Вспышка несильной боли в висках на мгновение ослепила. Я тряхнула головой, зажмурилась и несколько раз глубоко вдохнула и выдохнула.
«Тебя могли сжечь из-за него, – шептал внутренний голос. – Посмотри на свои руки, видишь синяки? Они остались от ударов камнями. А с каким позором тебя за шкирку тащили в центр?!»
Я вскинула голову, вперила взгляд в заплывшее лицо Кузьмы. Не помнила уже, когда в последний раз он был хотя бы менее опухшим. А трезвым? Тоже не помню.
Я на коленях подползла к Кузьме. Втянула носом воздух у его лица: едва уловимый запах перегара. Хорошо, что он не пьян. Мне нужно, чтобы Кузьма был в сознании.

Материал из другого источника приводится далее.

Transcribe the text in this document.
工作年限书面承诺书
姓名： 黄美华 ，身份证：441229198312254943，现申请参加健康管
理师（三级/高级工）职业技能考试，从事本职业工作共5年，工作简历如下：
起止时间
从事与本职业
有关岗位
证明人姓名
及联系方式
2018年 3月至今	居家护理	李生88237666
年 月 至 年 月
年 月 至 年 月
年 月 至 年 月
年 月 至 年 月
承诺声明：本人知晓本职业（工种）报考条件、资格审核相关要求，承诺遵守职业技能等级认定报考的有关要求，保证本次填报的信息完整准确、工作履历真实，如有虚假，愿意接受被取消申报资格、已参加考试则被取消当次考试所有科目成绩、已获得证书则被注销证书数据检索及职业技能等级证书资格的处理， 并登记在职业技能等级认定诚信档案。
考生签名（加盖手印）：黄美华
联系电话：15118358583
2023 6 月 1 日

Отползла. Снова села. Растерянно заозиралась по сторонам, на короткий миг поймав себя на мысли, что надо бы вернуться домой и оставить все как есть.
«Оставить его? – проворчал внутренний голос. – Слабачка! Неудивительно, что все вытирают об тебя ноги».
– Хватит! – крикнула я шепотом, сжимая голову двумя руками.
Я сошла с ума. Сошла с ума, вот в чем проблема!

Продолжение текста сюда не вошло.